For the uninitiated, “Two Beasts” is a comprehensive document of where SUMAC was in the late fall of 2020. The song hits on all the elements that make the band unique. Bowel-loosening low end? Check. Indecipherable time signature patterns? Yup. Long, empty pauses and repetitive structures? Yessir. Mammoth grooves? You betcha. “Two Beasts” is experimental metal at its finest, 18 minutes of left turns with enough rewarding pay-offs to make it worth a close listen. The band’s newfound love of negative space and jazz-inspired arrangements counterintuitively add an element of danger to the music. If big riffage is heavy music’s best friend and quiet moments its kryptonite, then SUMAC seem to operate under the adage keep your friends close, but your enemies closer. 
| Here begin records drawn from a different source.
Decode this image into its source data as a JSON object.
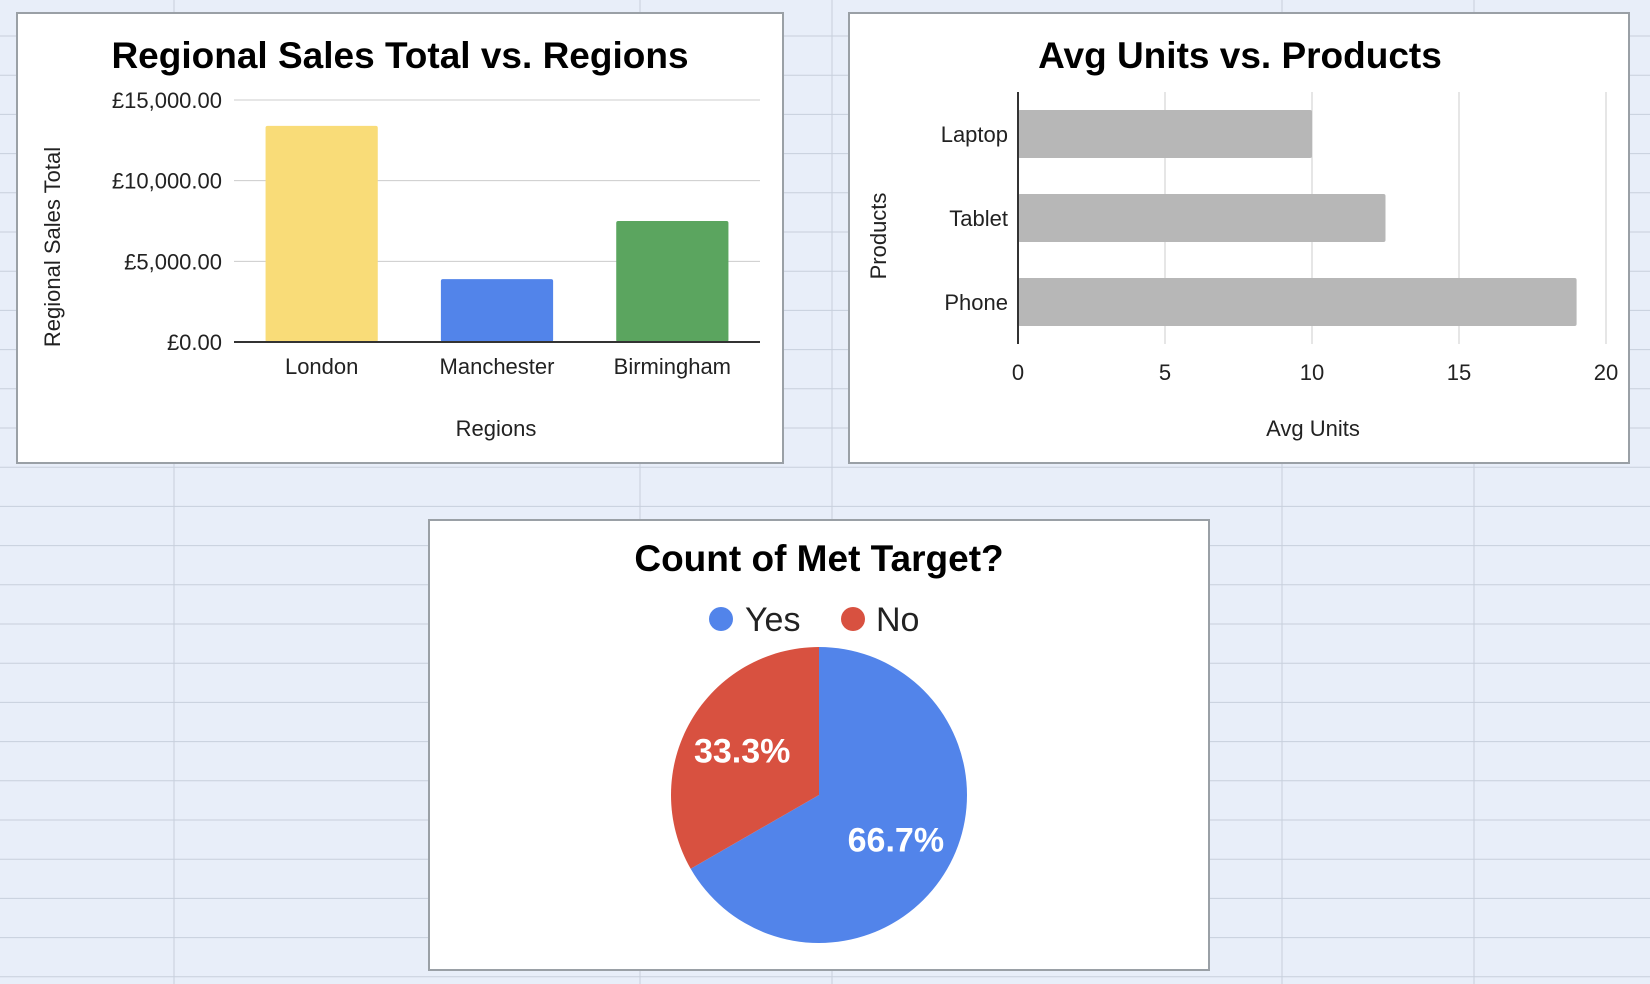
{
  "chart_data": [
    {
      "type": "bar",
      "title": "Regional Sales Total vs. Regions",
      "xlabel": "Regions",
      "ylabel": "Regional Sales Total",
      "categories": [
        "London",
        "Manchester",
        "Birmingham"
      ],
      "values": [
        13400,
        3900,
        7500
      ],
      "colors": [
        "#f9dc78",
        "#5284ea",
        "#5ba55f"
      ],
      "ylim": [
        0,
        15000
      ],
      "yticks": [
        0,
        5000,
        10000,
        15000
      ],
      "ytick_labels": [
        "£0.00",
        "£5,000.00",
        "£10,000.00",
        "£15,000.00"
      ],
      "grid": true,
      "legend": "none"
    },
    {
      "type": "bar",
      "orientation": "horizontal",
      "title": "Avg Units vs. Products",
      "xlabel": "Avg Units",
      "ylabel": "Products",
      "categories": [
        "Laptop",
        "Tablet",
        "Phone"
      ],
      "values": [
        10,
        12.5,
        19
      ],
      "color": "#b7b7b7",
      "xlim": [
        0,
        20
      ],
      "xticks": [
        0,
        5,
        10,
        15,
        20
      ],
      "xtick_labels": [
        "0",
        "5",
        "10",
        "15",
        "20"
      ],
      "grid": true,
      "legend": "none"
    },
    {
      "type": "pie",
      "title": "Count of Met Target?",
      "categories": [
        "Yes",
        "No"
      ],
      "values": [
        66.7,
        33.3
      ],
      "labels": [
        "66.7%",
        "33.3%"
      ],
      "colors": [
        "#5284ea",
        "#d85140"
      ],
      "legend": "top"
    }
  ]
}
One of SUMAC’s strengths, once again evident on “Two Beasts,” is their commitment to fidelity. SUMAC recordings sound good. It’s hard to imagine music this brutal being so pleasurable to listen to and it’s a major differentiator between them and their peers. Once again recorded at The Unknown, an old, converted church in the sleepy Washington town of Anacortes, “Two Beasts” sounds live and meticulously produced at the same time. This is most likely a testament to the exquisite ability of the players and recording engineers involved; these are music lifers at the top of their game. Listening to “Two Beasts,” SUMAC is a band that can seemingly do anything, except for maybe fitting one of their songs on a single 7”. Now that’s impossible.